La scienza non è democratica nel senso che le sue affermazioni non si decidono a maggioranza (come dice Piero Angela, la velocità della luce non si stabilisce per alzata di mano). Tuttavia sotto molti altri aspetti la scienza è una delle attività umane maggiormente democratica.

Oltre al rifiuto di ogni principio di autorità, la scienza è caratterizzata infatti dalla libera circolazione delle idee, dalla disponibilità al confronto e all’accettazione delle critiche. Queste caratteristiche sono altrettanto fondamentali per una democrazia degna di questo nome. Ogni forma di autoritarismo, di censura e di arroccamento su idee preconcette sono egualmente deleterie sia per la scienza che per la democrazia.

La scienza si basa inoltre sulla condivisione del sapere. Questo non è affatto scontato.
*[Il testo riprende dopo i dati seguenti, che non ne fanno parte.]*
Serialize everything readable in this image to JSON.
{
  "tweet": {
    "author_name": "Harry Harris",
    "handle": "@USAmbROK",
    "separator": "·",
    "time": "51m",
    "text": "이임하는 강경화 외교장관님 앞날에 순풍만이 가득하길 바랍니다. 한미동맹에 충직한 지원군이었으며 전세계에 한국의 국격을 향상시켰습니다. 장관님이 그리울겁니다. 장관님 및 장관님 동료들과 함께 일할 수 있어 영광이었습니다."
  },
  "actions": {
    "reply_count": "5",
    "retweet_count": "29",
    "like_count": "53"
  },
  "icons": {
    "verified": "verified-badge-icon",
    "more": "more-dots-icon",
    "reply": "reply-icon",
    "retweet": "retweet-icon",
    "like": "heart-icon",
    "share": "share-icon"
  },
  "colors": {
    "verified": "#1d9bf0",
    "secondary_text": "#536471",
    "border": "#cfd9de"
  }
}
Sono esistiti in passato (ed esistono tuttora) sistemi di pensiero esoterici, ovvero riservati a pochi (ne è un esempio la magia in cui i cosiddetti “babbani”, per usare un termine tratto da Harry Potter, non possono accedere alla conoscenza). Il sapere scientifico è pubblico e accessibile a chiunque: richiede solamente studio e impegno (come del resto qualsiasi altra cosa).
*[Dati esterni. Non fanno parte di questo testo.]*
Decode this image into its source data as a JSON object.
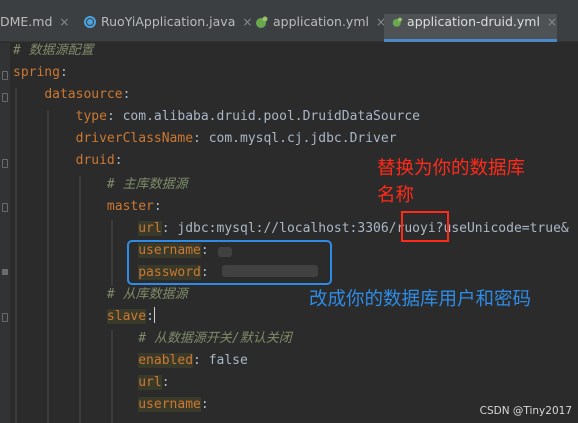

Molti tra coloro che manifestano contro i vaccini e contro il Green Pass sottolineano le contraddizioni spesso emerse tra i vari esperti interpellati dai media, durante le varie fasi della pandemia. Questa disparità di vedute, talvolta anche profonda, alimenta la loro diffidenza nei confronti della scienza. Tuttavia basterebbe questo per demolire l’equazione scienza=potere.

La disparità di opinioni che talvolta è emersa tra i vari virologi, epidemiologi, immunologi ecc. dovrebbe far capire in modo evidente che la scienza si costruisce strada facendo sul campo, tra tentativi ed errori. Non c’è alcuna verità precostituita che si vuole imporre al popolo. Su argomenti nuovi e sconosciuti (quale era, e in parte è ancora, il SARS-CoV-2) è perfettamente legittimo che all’inizio gli scienziati manifestino posizioni differenti. Solo col tempo e con l’acquisizione di nuove evidenze si raggiunge una posizione condivisa all’interno della comunità scientifica (naturalmente mai definitiva e da qui deriva la continua evoluzione della scienza).

Questo accade normalmente in ogni ambito della ricerca. Solo che, di solito, il pubblico non assiste “in diretta” a tali discussioni, che sono ristrette agli ambiti scientifici (convegni e riviste specialistiche). Il fatto che questa volta simili discussioni siano state fatte pubblicamente ha spiazzato molta gente, semplicemente perché in pochi sanno come funzioni la normale dialettica scientifica. Politici compresi: ricordiamo tutti il ministro che chiedeva alla comunità scientifica “certezze inconfutabili”.

In definitiva quindi per contrastare la diffusione di movimenti no vax, no pass e atteggiamenti antiscientifici in generale, è necessario agire sul piano culturale. Occorre diffondere una maggiore cultura scientifica, ma non intesa come conoscenza dei singoli contenuti disciplinari (riservati agli specialisti). Occorre fare comprendere meglio cosa sia la scienza: sembra strano, ma pochi lo sanno.

Ancora una volta l’istruzione può svolgere un ruolo fondamentale in tal senso, cambiando il modo in cui le discipline scientifiche vengono tradizionalmente insegnate. Per citare ancora Piero Angela, la scuola italiana “insegna le scienze, ma non la scienza”. Al di là dei contenuti disciplinari, sia pur importanti, ci si deve concentrare sul metodo. La scienza infatti non è un insieme di contenuti preconfezionati, ma un metodo di approccio alla realtà. Una didattica che dia il giusto spazio all’evoluzione storica della scienza può sicuramente contribuire a far comprendere meglio le sue dinamiche, i suoi metodi, le sue caratteristiche e contribuire a formare cittadini con maggiore senso critico e meno disposti a seguire i vari agitatori di popolo che, a loro insaputa, li strumentalizzano.

 

Per approfondimenti:

  1. Corbellini, Scienza, quindi democrazia, Einaudi, Torino 2011.
  2. Fuso, Strafalcioni da Nobel, Carocci, Roma 2018.
  3. Ciardi, Breve storia delle pseudoscienze, Hoepli, Milano 2021.